Nonetheless, the faith in their case is such that they pursued multiple legal avenues to overturn the decision. With Louisiana’s weak tradition of rule by law – its political culture too tolerant of men on horseback who bend rules and norms to achieve their desired outcomes – they felt they could hit on an activist judge willing to read into the law their agenda.
And they found one in Orleans Parish Civil District Court Judge Piper Griffin, who in a series of rulings said a Council committee meeting in February and regular meeting in March violated the state’s Open Meetings Law. The ruling orders as a remedy new meetings and votes on approval of the peaker.
For both meetings, Entergy aided in “packing” the venue, potentially shutting out opponents of the peaker solution. In February, the firm exhorted employees to show up at the City Council’s hearing on the issue, and for both meetings a subcontractor apparently without Entergy’s knowledge hired a company to pay people to show up in support. Additionally, the February meeting seemed to have an agenda change inside a prohibited time window.

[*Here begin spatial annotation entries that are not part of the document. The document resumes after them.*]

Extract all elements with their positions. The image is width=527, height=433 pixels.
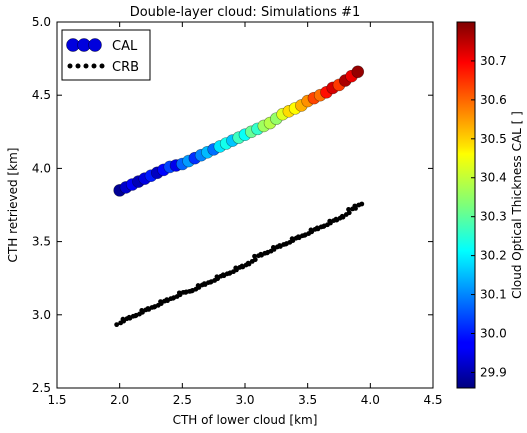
legend-box xyxy=(61,29,151,81)
y-tick-label: 3.0 xyxy=(32,308,51,322)
crb-point xyxy=(120,316,126,322)
crb-point xyxy=(289,236,295,242)
crb-point xyxy=(158,299,163,305)
cal-point xyxy=(351,65,365,79)
x-tick-label: 3.0 xyxy=(235,393,254,407)
x-axis: 1.5 2.0 2.5 3.0 3.5 4.0 4.5 xyxy=(47,22,443,407)
crb-point xyxy=(308,227,314,233)
x-tick-label: 1.5 xyxy=(47,393,66,407)
crb-point xyxy=(264,250,270,256)
colorbar-tick-label: 30.0 xyxy=(480,326,507,340)
x-tick-label: 4.0 xyxy=(361,393,380,407)
crb-point xyxy=(114,322,120,328)
crb-point xyxy=(208,279,214,285)
colorbar-tick-label: 30.7 xyxy=(480,54,507,68)
crb-point xyxy=(183,289,189,295)
colorbar-tick-label: 30.1 xyxy=(480,288,507,302)
x-axis-label: CTH of lower cloud [km] xyxy=(173,413,318,427)
crb-point xyxy=(145,306,151,311)
crb-point xyxy=(164,297,170,303)
colorbar-ticks: 29.9 30.0 30.1 30.2 30.3 30.4 30.5 30.6 30.7 xyxy=(471,54,507,379)
colorbar-tick-label: 30.4 xyxy=(480,171,507,185)
y-tick-label: 3.5 xyxy=(32,235,51,249)
y-axis-label: CTH retrieved [km] xyxy=(6,148,20,263)
crb-point xyxy=(302,232,308,238)
crb-point xyxy=(333,216,339,222)
x-tick-label: 3.5 xyxy=(298,393,317,407)
crb-point xyxy=(359,201,365,207)
plot-area xyxy=(113,65,365,328)
crb-point xyxy=(151,304,157,310)
legend-marker-cal xyxy=(66,38,102,52)
legend-label-crb: CRB xyxy=(112,60,139,75)
crb-point xyxy=(258,251,264,257)
crb-point xyxy=(170,295,176,301)
crb-point xyxy=(189,288,195,294)
crb-point xyxy=(233,265,239,271)
colorbar-gradient xyxy=(456,21,476,389)
chart-title: Double-layer cloud: Simulations #1 xyxy=(130,5,361,20)
crb-point xyxy=(346,206,351,212)
crb-point xyxy=(245,260,251,266)
legend: CAL CRB xyxy=(61,29,151,81)
crb-point xyxy=(195,283,201,288)
crb-point xyxy=(214,274,220,280)
crb-point xyxy=(133,313,138,319)
colorbar-tick-label: 30.6 xyxy=(480,93,507,107)
colorbar-label: Cloud Optical Thickness CAL [ ] xyxy=(510,111,524,299)
crb-point xyxy=(352,203,358,209)
crb-point xyxy=(126,314,132,320)
legend-marker-crb xyxy=(67,63,105,69)
crb-point xyxy=(339,213,345,219)
crb-point xyxy=(296,234,301,240)
x-tick-label: 2.5 xyxy=(173,393,192,407)
crb-point xyxy=(277,243,282,248)
crb-point xyxy=(202,281,207,286)
crb-point xyxy=(227,270,232,276)
crb-point xyxy=(314,225,320,231)
crb-point xyxy=(327,218,333,224)
y-tick-label: 4.0 xyxy=(32,161,51,175)
y-tick-label: 5.0 xyxy=(32,15,51,29)
crb-point xyxy=(270,245,276,250)
crb-point xyxy=(220,272,226,278)
crb-point xyxy=(239,263,245,269)
crb-point xyxy=(176,290,182,296)
y-tick-label: 2.5 xyxy=(32,381,51,395)
x-tick-label: 2.0 xyxy=(110,393,129,407)
colorbar-tick-label: 30.2 xyxy=(480,249,507,263)
colorbar-tick-label: 30.5 xyxy=(480,132,507,146)
crb-point xyxy=(283,241,289,247)
crb-point xyxy=(252,253,257,259)
colorbar-tick-label: 30.3 xyxy=(480,210,507,224)
y-axis: 2.5 3.0 3.5 4.0 4.5 5.0 xyxy=(32,15,433,395)
crb-point xyxy=(139,308,145,313)
y-tick-label: 4.5 xyxy=(32,88,51,102)
crb-point xyxy=(321,224,326,229)
colorbar-tick-label: 29.9 xyxy=(480,365,507,379)
colorbar: 29.9 30.0 30.1 30.2 30.3 30.4 30.5 30.6 30.7 Clo… xyxy=(456,21,524,389)
x-tick-label: 4.5 xyxy=(423,393,442,407)
legend-label-cal: CAL xyxy=(112,39,138,54)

Possibly the agenda issue could constitute a violation. But Griffin’s logic was nothing short of ridiculous in alleging inability for all parties to express an opinion at the meetings as an open meetings violation, even though neither the city nor Entergy did anything illegal regarding participation in those meetings. Stupidly, the judgment conflated the concept of sunshine with having “citizens’ voices heard,” creating a novel standard that governments must guarantee that all opinions are articulated during an open meeting. That’s never been the intent of such laws, just that meetings be open to the public. Nowhere has any allegation been made that New Orleans doesn’t regulate open meetings, including capacity constraints and the right to address policy-makers only if present in the room, in a constitutional manner.
And, opinions on the issue had other avenues for expression, such as through public comments solicited by postal mail and e-mail. Rightly, the city has appealed the decision to the Fourth Circuit, where presumably more dispassionate heads will prevail.
But, most interesting about this, even if somehow the plaintiffs won all appeals and then the Council reversed itself, legally as of a few months ago the city already was on the hook for $96 million in sunk costs on the project made by Entergy over the past year. That’s probably escalated to at least $100 million by now, which ratepayers would have to bear if the peaker gets cancelled.
Consider then what these Luddites want. Driven by their ill-informed paranoia over catastrophic anthropogenic global warming, they would rather have ratepayers, in one of about the top dozen major cities for lowest median household incomes and highest poverty rates, fork over roughly $500 each for nothing and also make them pay higher rates for a shoddier solution.
Caring more for ideology than people doesn’t make for good governance. New Orleans needs to stay the course, regardless of the legal steps involved, to let Entergy build the gas peaker.